Salt Air, a lovely bathing resort, was built on Great Salt Lake about 1893 a mile from the shore. It was built on poles or stakes driven into the lake bottom. The water surrounding it several ft deep. Bath houses were built where the water was safe for bathers. A large pavilion was built for dancing with a picnic area underneath, also a restaurant and other concessions and amusements. A great roller coaster was built but was later destroyed by fire as was some of the other buildings. It was remodeled. Two rivers flow into the lake, the Jordan and the Bear River on the north but no outlet has been found. During the dry season a few years ago due to evaporation and small river flow the water receded so the resort was on dry land. It was a strange feeling to walk upon the sands which so recently had been covered with water. The bathhouses had to be moved and a gasoline car carried the bathers from the bathhouses to the lake which had receded about a mile beyond the pavilion. The water being so salty it is easy to swim in and drowning is almost an impossibility. A person must be careful not to inhale or swallow any water because it might strangle you it is so salty. An open car excursion train came hourly from Salt Lake City to the lake during the summer months. I believe there is a bus every morning for tourist travel who like to see the lake. I have to smile when I think of the bathing suits we wore then in my young days compared with the suits of today. They were made of black or blue material with a white braid trim. Blouse, shorts and a skirt were sewed together in one piece, black hose went with the outfit. What a difference in dress since those days of hundreds and now in 1958. Now in 1960 the Salt Air Resort is shut up tight. No water surrounds it. It stands on dry land. It now belongs to the city and is still a tourist attraction but it is all boarded up and it gates are closed. Sunset Beach a few miles south of Salt Air is now the beach for bathing in the lakes briney waters.

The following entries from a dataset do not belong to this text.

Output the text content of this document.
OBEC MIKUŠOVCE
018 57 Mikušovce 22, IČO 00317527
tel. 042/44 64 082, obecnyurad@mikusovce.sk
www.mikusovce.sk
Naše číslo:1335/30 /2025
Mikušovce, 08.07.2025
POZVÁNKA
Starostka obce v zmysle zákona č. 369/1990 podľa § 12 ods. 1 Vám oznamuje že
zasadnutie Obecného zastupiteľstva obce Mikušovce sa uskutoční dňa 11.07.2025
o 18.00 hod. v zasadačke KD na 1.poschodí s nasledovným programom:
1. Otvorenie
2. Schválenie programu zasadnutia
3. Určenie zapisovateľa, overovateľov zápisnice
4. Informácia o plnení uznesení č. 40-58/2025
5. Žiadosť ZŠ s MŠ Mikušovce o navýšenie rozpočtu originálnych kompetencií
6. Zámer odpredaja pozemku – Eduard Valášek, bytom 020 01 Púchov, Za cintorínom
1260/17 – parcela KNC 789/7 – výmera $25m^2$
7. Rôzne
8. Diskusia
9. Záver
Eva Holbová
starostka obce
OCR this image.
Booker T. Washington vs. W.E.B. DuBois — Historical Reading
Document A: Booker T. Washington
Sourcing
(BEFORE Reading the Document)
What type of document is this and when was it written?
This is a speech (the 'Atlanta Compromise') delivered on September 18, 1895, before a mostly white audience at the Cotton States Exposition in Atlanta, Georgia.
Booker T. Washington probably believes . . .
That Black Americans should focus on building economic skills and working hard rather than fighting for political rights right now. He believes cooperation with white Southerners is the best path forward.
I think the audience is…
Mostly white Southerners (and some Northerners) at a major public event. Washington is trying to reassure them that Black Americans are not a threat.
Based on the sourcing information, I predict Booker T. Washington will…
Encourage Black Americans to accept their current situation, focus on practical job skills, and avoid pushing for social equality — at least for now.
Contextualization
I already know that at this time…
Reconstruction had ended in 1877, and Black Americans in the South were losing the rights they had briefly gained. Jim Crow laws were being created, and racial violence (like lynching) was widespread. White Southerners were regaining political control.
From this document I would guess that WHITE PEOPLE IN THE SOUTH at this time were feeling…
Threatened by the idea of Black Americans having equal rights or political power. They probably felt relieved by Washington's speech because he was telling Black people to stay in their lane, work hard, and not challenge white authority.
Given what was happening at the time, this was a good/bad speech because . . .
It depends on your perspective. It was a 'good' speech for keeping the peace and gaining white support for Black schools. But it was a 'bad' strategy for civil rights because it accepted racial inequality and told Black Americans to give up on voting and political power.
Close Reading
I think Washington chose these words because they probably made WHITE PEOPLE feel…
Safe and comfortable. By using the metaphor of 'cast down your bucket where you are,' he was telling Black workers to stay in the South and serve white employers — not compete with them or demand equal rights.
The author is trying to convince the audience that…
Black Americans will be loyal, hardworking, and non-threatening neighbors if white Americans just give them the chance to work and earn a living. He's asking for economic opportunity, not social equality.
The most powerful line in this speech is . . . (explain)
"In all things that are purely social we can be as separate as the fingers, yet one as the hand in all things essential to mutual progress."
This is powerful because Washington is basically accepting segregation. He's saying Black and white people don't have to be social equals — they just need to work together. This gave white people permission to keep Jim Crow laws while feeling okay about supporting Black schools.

In the early days of the pioneers and I consider my parents were pioneers although they came to Utah on the railroad 1873 & 1874 and did not come by train or handcart. Everything was done in the home. Mother made her own soap, potato starch, which she made by grating the potatoes on a grater and taking the starch by water baths. The starch would sink to the bottom of the vessel and would later be dried into meal or starch. What great progress had been made with new inventions and electric appliances of all kinds. We also have canneries for fruit and vegetables run by electricity. I wonder what the next fifty years will bring.
The Latter Day Saints of early days practiced polygamy or plural marriage. Many had more than one wife. The government passed a law prohibiting more than one wife so many who had more than one wife living with them by the United States marshal were imprisoned at the state penitentiary for six months or more as punishment for breaking the law. Father had only one wife for which I was very thankful. President Wilford Woodruff of the Church of Jesus Christ of Latter Day Saints issued a decree called the Manifesto in which the Saints were advised to refrain from contracting any marriages forbidden by the laws of the land, if they did still persist in doing so they would lose their membership in the church and be cut off the records of the church. This manifesto was issued September 21 1890. One of our articles of faith reads in part “We believe in honoring and sustaining the law.”